I remember a chemistry set that I had as a kid. I made some neat reactions, asked my Dad to take me to the weird and scary abandoned buildings at Tufts Vet School, a former "State Hospital" for the mentally ill. Walls of beakers and flasks with an inch of dust on them, chipping lead paint covered the floors. It was cold and silent. Rooms with 25 enormous bathtubs in a five-by-five array, intended for "immersion therapy" of inmates. Restraints hanging on the walls. Animals flitting about in the corners. I had goosebumps and a rush of energy at the same time. No LCD screen gave it to me, and my Dad didn't try to find one that could. I had a genuine experience.
As I rode on the bike path outside of Davis Square this morning I overheard a mother telling her SCREAMING 3-year-old that no, he couldnt walk in the puddle because he didn't have his boots on. "AAAAAAAAAAA I WANNA WALK IN THE PUDDLE AAAAAAAAAAAAAAA!!" Why not? What could happen? I think I might have let a child of mine walk in the puddle, get dirty, have an experience, learn from it. Who knows, maybe the kid finds out that he loves walking in the water. Is that a bad thing? Sure, you have to wash the clothes, but they were going to get dirty anyway.

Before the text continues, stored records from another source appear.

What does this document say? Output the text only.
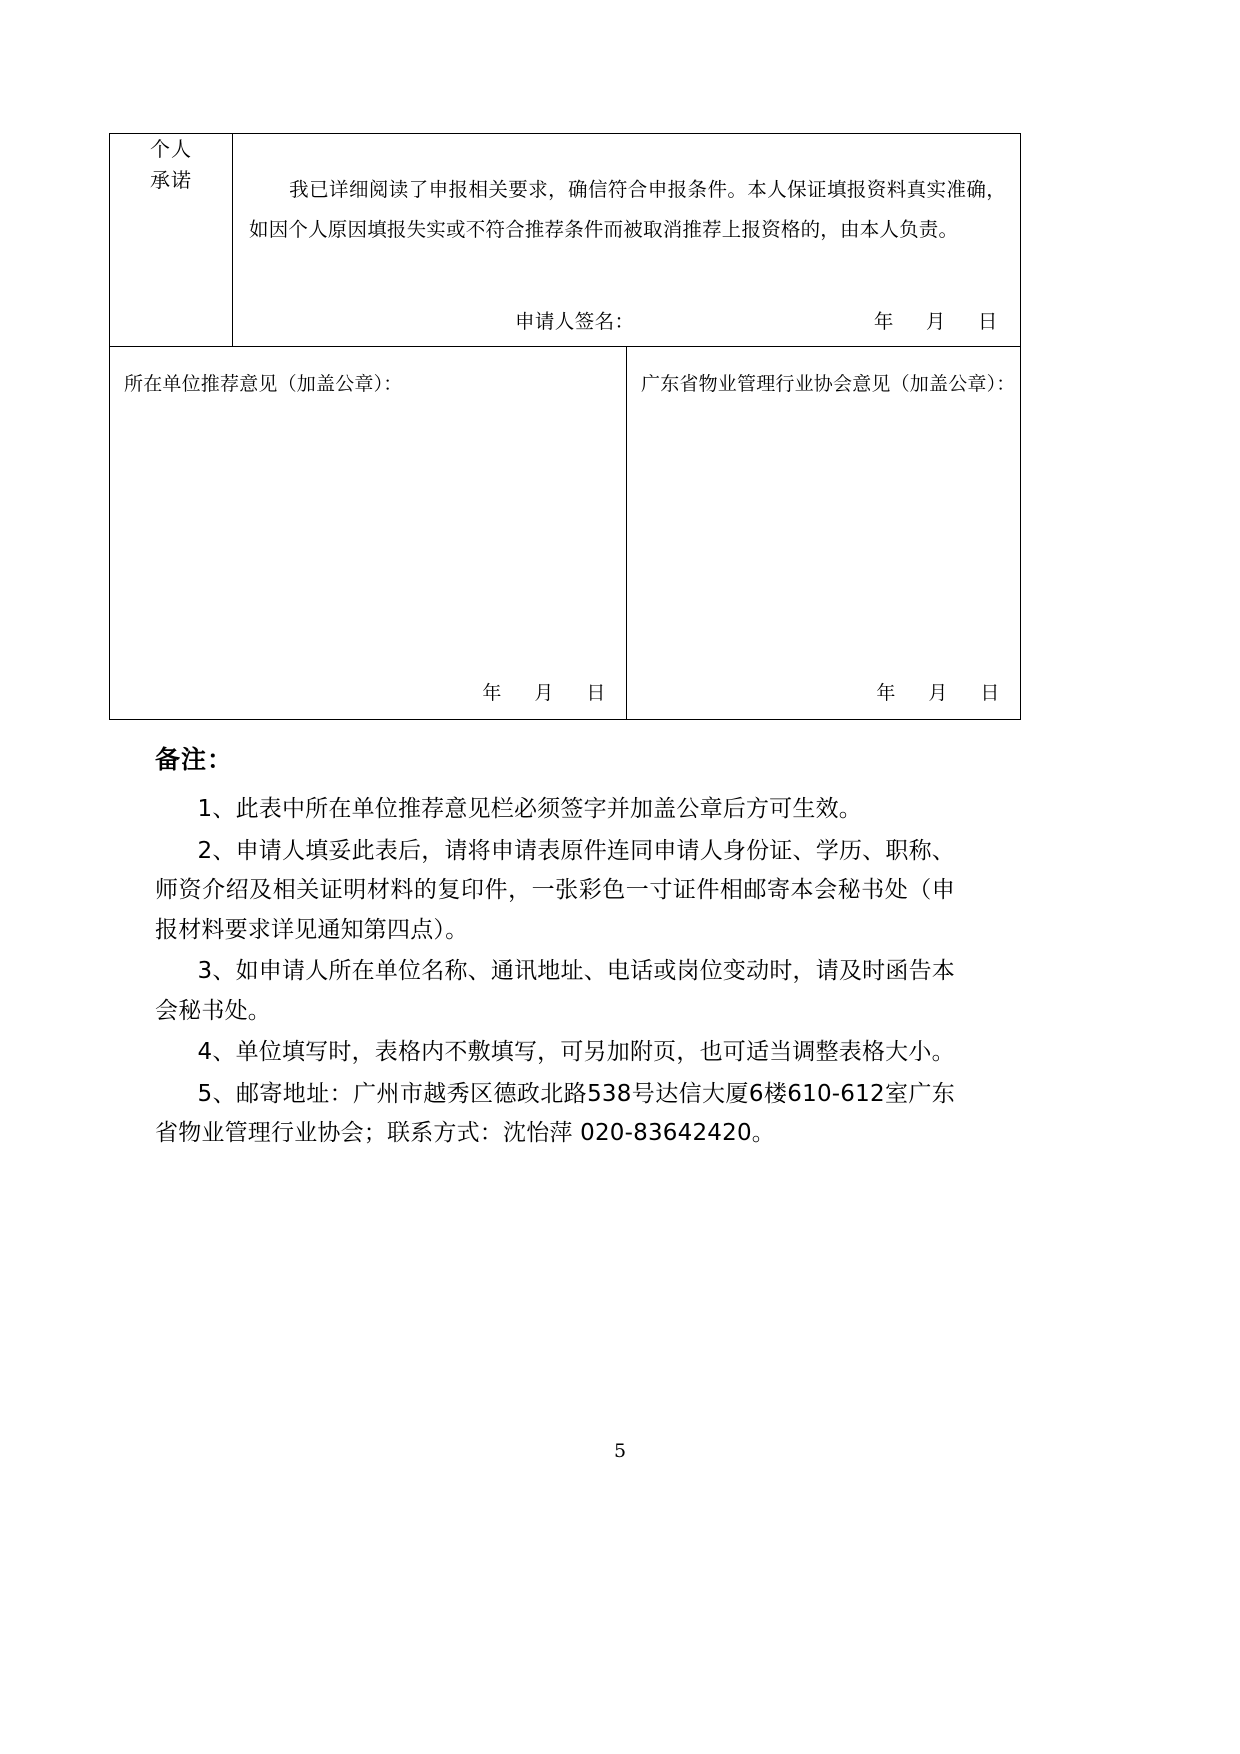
个人
承诺	我已详细阅读了申报相关要求，确信符合申报条件。本人保证填报资料真实准确，如因个人原因填报失实或不符合推荐条件而被取消推荐上报资格的，由本人负责。
申请人签名：	年 月 日

所在单位推荐意见（加盖公章）：
年 月 日

广东省物业管理行业协会意见（加盖公章）：
年 月 日
备注：
1、此表中所在单位推荐意见栏必须签字并加盖公章后方可生效。
2、申请人填妥此表后，请将申请表原件连同申请人身份证、学历、职称、师资介绍及相关证明材料的复印件，一张彩色一寸证件相邮寄本会秘书处（申报材料要求详见通知第四点）。
3、如申请人所在单位名称、通讯地址、电话或岗位变动时，请及时函告本会秘书处。
4、单位填写时，表格内不敷填写，可另加附页，也可适当调整表格大小。
5、邮寄地址：广州市越秀区德政北路538号达信大厦6楼610-612室广东省物业管理行业协会；联系方式：沈怡萍 020-83642420。
5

Children have such a great understanding of what it means to explore. They don't get uncomfortable as easily as we do as adults. As adults we camp and hike and call it a vacation, and we relish the shower and the comfortable chair at the end of the trip. "Think of how good your slippers will feel after this hike is over." Why? Why not enjoy the experience I'm having right now? Why endure suffering for a future pleasant slipper experience? I'd rather try to get myself back to that child-like level where every adventure is new and all the puddles get stepped in. If my feet hurt, I sit down. If I get cold, I warm myself up. If I'm tired, I sleep. Wouldn't that be something? Having an ongoing conversation with yourself and not feeling like you lost at the end? I'm not sure I'll ever feel like that, but I'll keep working toward it.